The high portion of dismissals has also discouraged first responders such as police officers and firefighters from participating.
“We quickly found out that it wasn’t a useful tool for the people that we see,” Crystal Robbins, who manages a treatment program for San Diego Fire-Rescue, told CalMatters.
The CARE Court’s success is also limited by its narrow eligibility requirements, serving only those diagnosed with schizophrenia and certain other severe psychotic disorders. But if the idea is to find a way to get people who are unable to take care of themselves into treatment, why would the program not be open to those suffering from other mental illnesses, or drug and alcohol abuse?
Finally, the program has proven to lack the teeth it was supposed to have in order to compel results. Voluntary treatment plans devised under the program are too easy for people to ignore, and CARE Courts have ordered only 14 mandatory treatment plans so far. Most counties only offer voluntary treatment agreements, CalMatters notes.
To add to the failure of the CARE Courts, Gov. Newsom missed an opportunity to enact positive reform when he vetoed Assembly Bill 255, which would have allowed cities and counties to spend 10% of their state funding on recovery programs that require participants to abstain from drug or alcohol use. The bill had passed unanimously in the Legislature.
“This bill was about giving people in recovery a real choice to have safe, sober housing when they need it,” Assemblyman Matt Haney, D-San Francisco, author of AB 255, said in a statement. “Californians who are working hard to stay sober are often forced into housing where drug use is allowed, and that puts their recovery and their lives at risk.”
In his veto message, Gov. Newsom described the bill as “duplicative,” and claimed that “recent guidance” already allowed for state funding to be used for such purposes, a claim that Haney strongly disputed.
The bill’s real supposed sin was that it would contradict California’s sacred “Housing First” policy, enshrined into law in 2016. Under the Housing First model, as the name implies, the goal is to first place someone experiencing homelessness in “permanent” housing to provide some stability, and then offer support services. Since the services are voluntary, participants — many of whom are struggling with drug and alcohol addiction or mental illness — often fail to take advantage of them. In practice, sometimes such services are not offered at all.
If nearly a decade of experience has taught us anything, it is that merely warehousing people while failing to address the underlying causes of their homelessness is neither a successful or cost-effective strategy. People become homeless for a variety of reasons and respond to incentives and offers of help in various ways. One would think that the state would want to adopt an all-of-the-above approach to addressing the various causes of homelessness and motivations of those who suffer it, rather than putting all its eggs in the Housing First basket.

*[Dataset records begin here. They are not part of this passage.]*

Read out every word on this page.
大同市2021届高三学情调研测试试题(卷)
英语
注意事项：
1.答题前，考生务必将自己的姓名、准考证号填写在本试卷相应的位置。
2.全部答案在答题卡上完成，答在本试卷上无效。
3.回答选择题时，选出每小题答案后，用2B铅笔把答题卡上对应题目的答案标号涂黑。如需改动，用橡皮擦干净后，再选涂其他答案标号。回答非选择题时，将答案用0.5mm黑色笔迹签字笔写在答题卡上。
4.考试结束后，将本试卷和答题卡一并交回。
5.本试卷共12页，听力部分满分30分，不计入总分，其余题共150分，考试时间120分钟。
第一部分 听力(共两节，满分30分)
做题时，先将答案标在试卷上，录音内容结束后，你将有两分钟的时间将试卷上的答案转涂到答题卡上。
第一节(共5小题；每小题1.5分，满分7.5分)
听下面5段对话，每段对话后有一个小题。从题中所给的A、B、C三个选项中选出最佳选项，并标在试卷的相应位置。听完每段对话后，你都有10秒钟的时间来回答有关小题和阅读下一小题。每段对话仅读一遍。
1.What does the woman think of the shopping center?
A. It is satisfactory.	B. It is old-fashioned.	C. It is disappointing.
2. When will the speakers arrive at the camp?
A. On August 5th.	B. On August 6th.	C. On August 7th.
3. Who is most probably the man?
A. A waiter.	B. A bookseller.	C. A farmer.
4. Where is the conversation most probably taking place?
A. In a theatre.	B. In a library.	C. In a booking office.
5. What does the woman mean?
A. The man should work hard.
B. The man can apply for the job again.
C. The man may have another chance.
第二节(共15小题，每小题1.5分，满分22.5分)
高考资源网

It is telling that, due to either ideological rigidity or the grip of a homeless-industrial complex that has enforced the will (and funding requests) of certain special interests, Gov. Newsom was unwilling to display the wisdom or the flexibility to make even a modest modification to California’s failed approach. It is said that doing the same thing and expecting a different result is madness, and that is something that only voters — not any CARE Court — can fix.
Summers is a columnist and contributing editor for The San Diego Union-Tribune. He is also editor and co-author of “Beyond Homeless: Good Intentions, Bad Outcomes, Transformative Solutions.”